Son perfectas porque trepan, vuelan, lo comen todo, pueden vivir sin cabeza, se congelan y se ríen del señor Disney, tienen exoesqueleto, son pequeñas y tienen el don de la mayoría de insectos de ser muchas. Demasiadas. Viven en cualquier clima y situación, lugar o condición. Viven. Las desgraciadas viven mejor que nosotros. Siempre me pareció exagerado que de haber una guerra nuclear sólo vivirían ellas y las ratas. No me lo termino de creer porque las ratas son mamíferos y, a menos que se alimentasen de sus propios tumores y cáncer, no sé qué podrían hacer por mucha inmunidad al sida que tengan. Sin embargo de las cucas me lo podría creer. De esas soberanas hijas de la gran puta me lo creo...
A estas alturas me lo creo todo.
Estornudé y noté líquido en mis oídos. Estaba tan tapado por la alergia que respiraba por un hilillo milagroso. Me armé de valor y comencé a salir de allí. Bajé la pared exterior de la casa que había subido para acceder a la zona secreta y tuve el deseo de salir corriendo por mitad del vecindario. Como si estuviese loco, pero vestido, como si buscara por ayuda pero me alejara de toda forma viva. Sólo quería escupir al mundo, aunque a estas alturas sigo sin tener el valor. ¿Dos muertos iban a marcar la diferencia? Por supuesto que no.

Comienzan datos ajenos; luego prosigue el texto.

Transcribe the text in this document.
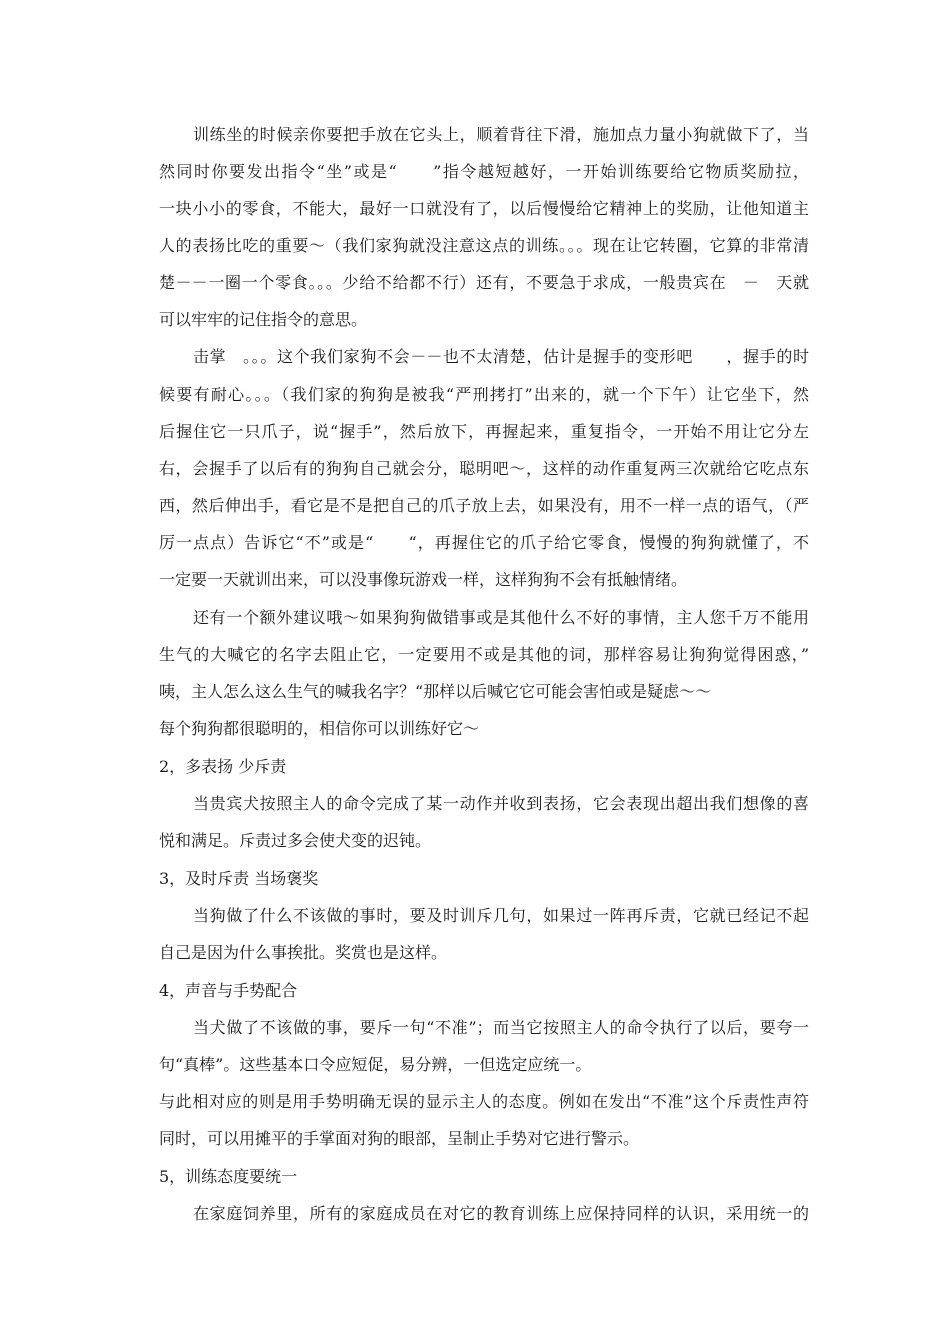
训练坐的时候亲你要把手放在它头上，顺着背往下滑，施加点力量小狗就做下了，当
然同时你要发出指令“坐”或是“　　”指令越短越好，一开始训练要给它物质奖励拉，
一块小小的零食，不能大，最好一口就没有了，以后慢慢给它精神上的奖励，让他知道主
人的表扬比吃的重要～（我们家狗就没注意这点的训练。。。现在让它转圈，它算的非常清
楚－－一圈一个零食。。。少给不给都不行）还有，不要急于求成，一般贵宾在　－　天就
可以牢牢的记住指令的意思。
击掌　。。。这个我们家狗不会－－也不太清楚，估计是握手的变形吧　　，握手的时
候要有耐心。。。（我们家的狗狗是被我“严刑拷打”出来的，就一个下午）让它坐下，然
后握住它一只爪子，说“握手”，然后放下，再握起来，重复指令，一开始不用让它分左
右，会握手了以后有的狗狗自己就会分，聪明吧～，这样的动作重复两三次就给它吃点东
西，然后伸出手，看它是不是把自己的爪子放上去，如果没有，用不一样一点的语气，（严
厉一点点）告诉它“不”或是“　　“，再握住它的爪子给它零食，慢慢的狗狗就懂了，不
一定要一天就训出来，可以没事像玩游戏一样，这样狗狗不会有抵触情绪。
还有一个额外建议哦～如果狗狗做错事或是其他什么不好的事情，主人您千万不能用
生气的大喊它的名字去阻止它，一定要用不或是其他的词，那样容易让狗狗觉得困惑，”
咦，主人怎么这么生气的喊我名字？“那样以后喊它它可能会害怕或是疑虑～～
每个狗狗都很聪明的，相信你可以训练好它～
2，多表扬 少斥责
当贵宾犬按照主人的命令完成了某一动作并收到表扬，它会表现出超出我们想像的喜
悦和满足。斥责过多会使犬变的迟钝。
3，及时斥责 当场褒奖
当狗做了什么不该做的事时，要及时训斥几句，如果过一阵再斥责，它就已经记不起
自己是因为什么事挨批。奖赏也是这样。
4，声音与手势配合
当犬做了不该做的事，要斥一句“不准”；而当它按照主人的命令执行了以后，要夸一
句“真棒”。这些基本口令应短促，易分辨，一但选定应统一。
与此相对应的则是用手势明确无误的显示主人的态度。例如在发出“不准”这个斥责性声符
同时，可以用摊平的手掌面对狗的眼部，呈制止手势对它进行警示。
5，训练态度要统一
在家庭饲养里，所有的家庭成员在对它的教育训练上应保持同样的认识，采用统一的
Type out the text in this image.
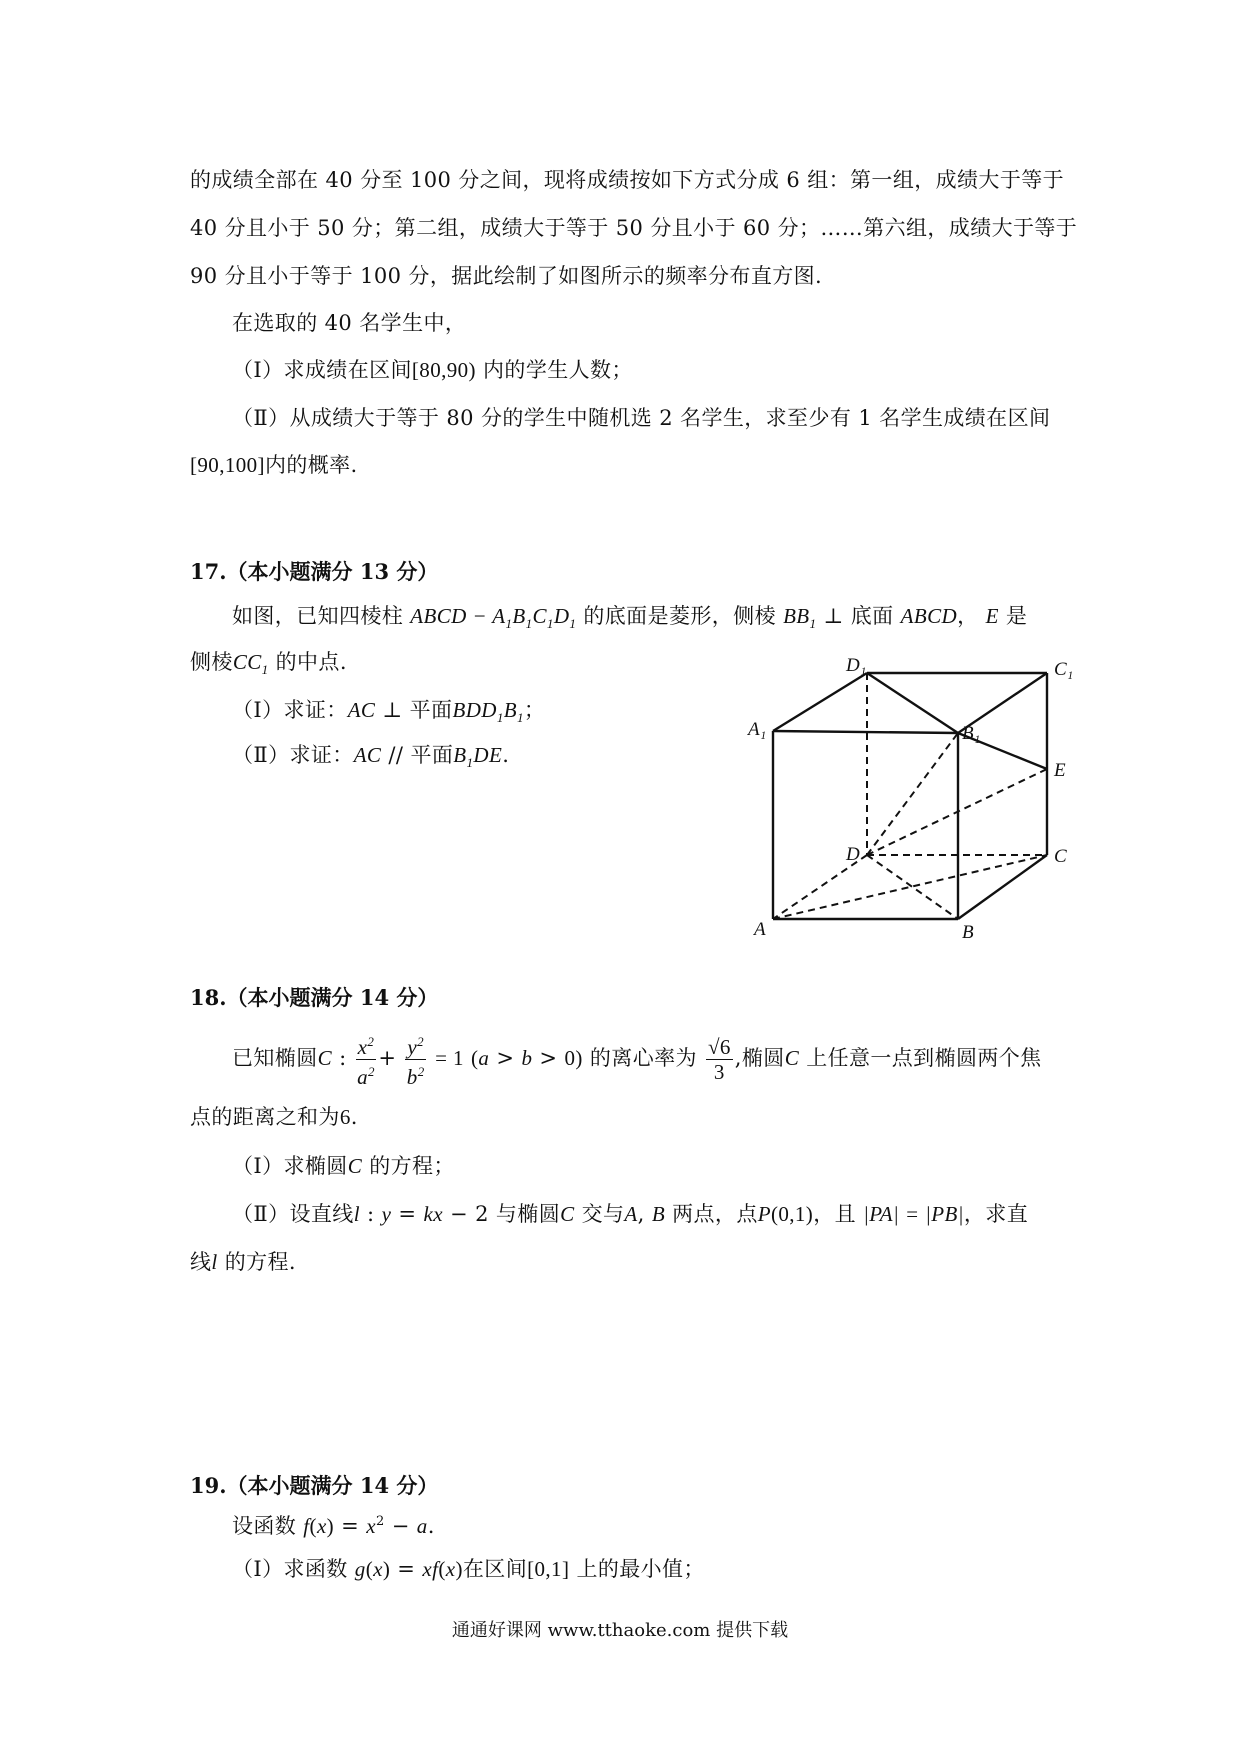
的成绩全部在 40 分至 100 分之间，现将成绩按如下方式分成 6 组：第一组，成绩大于等于
40 分且小于 50 分；第二组，成绩大于等于 50 分且小于 60 分；……第六组，成绩大于等于
90 分且小于等于 100 分，据此绘制了如图所示的频率分布直方图.
在选取的 40 名学生中，
（Ⅰ）求成绩在区间[80,90) 内的学生人数；
（Ⅱ）从成绩大于等于 80 分的学生中随机选 2 名学生，求至少有 1 名学生成绩在区间
[90,100]内的概率.
17.（本小题满分 13 分）
如图，已知四棱柱 ABCD − $A_1B_1C_1D_1$ 的底面是菱形，侧棱 $BB_1$ ⊥ 底面 ABCD， E 是
侧棱$CC_1$ 的中点.
（Ⅰ）求证：AC ⊥ 平面$BDD_1B_1$；
（Ⅱ）求证：AC // 平面$B_1DE$.
D₁	C₁
A₁	B₁
E
D	C
A	B
18.（本小题满分 14 分）
已知椭圆C : $\frac{x^2}{a^2} + \frac{y^2}{b^2} = 1$ (a > b > 0) 的离心率为 $\frac{√6}{3}$ ,椭圆C 上任意一点到椭圆两个焦
点的距离之和为6.
（Ⅰ）求椭圆C 的方程；
（Ⅱ）设直线l : y = kx − 2 与椭圆C 交与A, B 两点，点P(0,1)，且 |PA| = |PB|，求直
线l 的方程.
19.（本小题满分 14 分）
设函数 $f(x) = x^2 - a$.
（Ⅰ）求函数 g(x) = xf(x)在区间[0,1] 上的最小值；
通通好课网 www.tthaoke.com 提供下载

Volví a la cama y el crujido se descubrió delicioso, lleno de líquido y tripas. Antes de quedar mi pie abierto para comenzar a ser devorado, antes de que el colchón lo imitara, hice deducciones de qué abría allí dentro, sobre qué había dormido cada noche. Un cadáver era la respuesta más vulgar. Muchos de ellos sería redundante. ¿Qué tal tripas que no se descomponen? Tripas de animal que al escarbarlas descubres un corazón humano. Sí. Eso molaría mucho. De ahí mis pensamientos se desviaron a una especie de Mister Potato hecho con un corazón de verdad y al que se le tiene que añadir ojos, dientes y deditos también de verdad. Después recordé la última comida familiar, donde lo más emocionante fue que la abuela casi se atraganta. Qué alivio dan las risas frente a lo extremo que podía haber sucedido. De ahí al velatorio de una amigo. Por increíble que me pareciera, hizo menos que yo en la vida. Pensé en mi par de novias y cómo jamás conseguí convencerlas de hacer un anal. En mi colección de porno de la que me arrepentía no haber visto desde hacía tiempo. Pensé también en mi tío, que me enseñó el arte de amar a una mujer y tocarse en su honor. En mis primos y las borracheras con el pelo lleno de vómito... era la pierna la que dolía ahora. Seguí pensando, inspirado por el sonido de la tela del colchón rompiéndose con paciencia. Quise seguir inspirado y quise tocarme una última vez, ésta vez en mi honor. En mitad del proceso noté algo dentro de mi glande, y eso no me hizo parar; todo lo contrario. Terminé en todo sentido posible. En todo.